Mr. Chastain is a conscientious worker and in his dealings with his customers and the public at large has been found to be fair and considerate, and because of the close study he has made of his business and the large outlay of the capital invested in equipment, he can always be depended upon to carry out his contract when moving or hauling work of any kind is entrusted to his company. He has numbers of friends in all walks of life, and because of his own genial disposition his success in the business world has been rapid.








L.C. Chastain Dies Suddenly At His Home Here Today
Funeral Services to Be Held Tomorrow at the Primitive Baptist Church

Friends were shocked today to learn of the sudden and unexpected death of Mr. Luther C. Chastain at his home at 202 Reid Street this morning at about nine o’clock. His sudden passing was a source of great sorrow to many relatives and friends throughout the county and came so unexpectedly as to prove a severe blow for the gladsome Christmas season.

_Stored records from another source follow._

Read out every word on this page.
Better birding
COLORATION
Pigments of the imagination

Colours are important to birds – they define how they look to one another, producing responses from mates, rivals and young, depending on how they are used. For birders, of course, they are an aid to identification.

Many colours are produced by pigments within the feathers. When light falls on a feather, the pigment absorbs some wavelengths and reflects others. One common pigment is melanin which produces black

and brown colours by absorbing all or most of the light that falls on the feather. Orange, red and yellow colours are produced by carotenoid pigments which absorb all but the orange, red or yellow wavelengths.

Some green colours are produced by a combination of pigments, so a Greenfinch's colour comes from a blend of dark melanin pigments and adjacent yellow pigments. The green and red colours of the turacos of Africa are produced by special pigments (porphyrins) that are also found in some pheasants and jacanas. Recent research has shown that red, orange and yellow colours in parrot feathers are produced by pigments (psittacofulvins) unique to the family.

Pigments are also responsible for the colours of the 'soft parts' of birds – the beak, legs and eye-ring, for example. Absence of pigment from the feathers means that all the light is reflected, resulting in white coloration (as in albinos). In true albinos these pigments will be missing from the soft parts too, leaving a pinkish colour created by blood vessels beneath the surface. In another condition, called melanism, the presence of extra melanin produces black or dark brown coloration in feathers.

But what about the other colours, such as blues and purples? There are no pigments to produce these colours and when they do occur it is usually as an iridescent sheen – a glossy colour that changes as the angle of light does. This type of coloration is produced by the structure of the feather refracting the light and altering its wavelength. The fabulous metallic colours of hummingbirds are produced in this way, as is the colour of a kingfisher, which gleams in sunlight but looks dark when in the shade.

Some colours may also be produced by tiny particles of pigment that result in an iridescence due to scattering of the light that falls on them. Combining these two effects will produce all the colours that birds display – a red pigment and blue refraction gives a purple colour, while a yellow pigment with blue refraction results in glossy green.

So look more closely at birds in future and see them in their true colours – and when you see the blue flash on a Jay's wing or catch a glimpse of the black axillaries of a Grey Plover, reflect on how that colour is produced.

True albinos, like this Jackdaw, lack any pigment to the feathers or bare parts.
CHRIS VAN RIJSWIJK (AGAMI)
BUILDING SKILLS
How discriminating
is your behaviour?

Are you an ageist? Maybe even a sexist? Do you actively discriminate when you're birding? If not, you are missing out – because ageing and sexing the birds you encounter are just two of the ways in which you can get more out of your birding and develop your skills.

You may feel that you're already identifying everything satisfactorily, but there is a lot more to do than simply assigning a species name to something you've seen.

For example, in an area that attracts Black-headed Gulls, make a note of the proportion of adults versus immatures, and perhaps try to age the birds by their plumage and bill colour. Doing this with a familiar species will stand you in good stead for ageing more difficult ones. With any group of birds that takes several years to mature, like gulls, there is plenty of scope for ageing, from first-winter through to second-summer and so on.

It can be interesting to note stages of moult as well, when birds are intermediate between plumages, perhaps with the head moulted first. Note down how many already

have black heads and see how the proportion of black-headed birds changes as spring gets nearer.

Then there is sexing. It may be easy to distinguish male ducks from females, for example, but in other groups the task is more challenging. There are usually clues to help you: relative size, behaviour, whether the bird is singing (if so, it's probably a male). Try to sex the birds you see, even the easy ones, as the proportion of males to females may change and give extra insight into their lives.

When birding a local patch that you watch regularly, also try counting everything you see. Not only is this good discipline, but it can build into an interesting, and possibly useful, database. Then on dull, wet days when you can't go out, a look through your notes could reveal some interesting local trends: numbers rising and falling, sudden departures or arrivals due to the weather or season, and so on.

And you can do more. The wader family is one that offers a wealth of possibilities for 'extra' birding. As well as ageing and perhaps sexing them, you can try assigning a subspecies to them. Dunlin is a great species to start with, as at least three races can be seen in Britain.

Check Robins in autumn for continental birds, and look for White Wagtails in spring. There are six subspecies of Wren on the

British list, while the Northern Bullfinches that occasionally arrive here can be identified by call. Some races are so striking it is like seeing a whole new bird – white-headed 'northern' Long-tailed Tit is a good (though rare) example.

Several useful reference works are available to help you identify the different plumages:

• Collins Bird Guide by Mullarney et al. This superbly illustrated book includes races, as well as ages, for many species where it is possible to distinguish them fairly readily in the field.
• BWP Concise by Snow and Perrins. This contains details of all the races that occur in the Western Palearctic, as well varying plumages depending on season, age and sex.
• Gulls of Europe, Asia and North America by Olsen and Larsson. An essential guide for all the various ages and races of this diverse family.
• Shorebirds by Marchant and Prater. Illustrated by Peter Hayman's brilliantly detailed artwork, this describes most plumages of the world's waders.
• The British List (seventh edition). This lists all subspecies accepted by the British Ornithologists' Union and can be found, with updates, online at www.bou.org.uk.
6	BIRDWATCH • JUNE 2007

The funeral services will be held at the Primitive Baptist Church at the four o’clock on the afternoon of December 26th, with the Rev Bruce Hall and the Rev. T. F. Callaway officiating. Interment will be in Laurel Hill cemetery. Pallbearers will be Messrs. Russell Dickey, Jack Chastain, Robert Chastain, Mack Chastain, Jimmie Chastain and Paul Chastain. Honorary pallbearers are Messrs. P.C. Searcy, Young Vann, E.C. Cochran, Bob. Chastain, John Dixon, and J. W. Blanton.
The deceased was a native of Thomas county, born October 21st 1884, son of James and Sarah Aldredge Chastain. After attending county schools until a young man he was married to Miss Mary E. Harrell on July 4th, 1915. She survives together with four sons, B.W., L.C. Jr., P.M. and Konrad Chastain and two daughters, Mrs. Bob Dupree and Miss Oresa Chastain of Thomasville. There is one brother T.H. Chastain of Plant City, Fla., and four sisters, Mrs. J. M. Robison, Gurley Ala., Mrs. J. M. Barrow, Mrs. J. W. Cooley of LaFayette, Ga. and Mrs. G.A. Cooley of this city.
For his entire lifetime Mr. Chastain has been a resident of this city and county. He has been a most useful citizen, unassuming, energetic, civic minded and wholly reliable in everything that he pledged or at tempted to do. His character was such as to endear him to many people in all walks of life and to bring to him friends, confident of his virtues and faithful in fellowship. It is a sad blow to many to know that he has gone and particularly to those whom he served in various mercantile capacitates during his life here .
Funeral services will be held by Whiddon’s Funeral Home.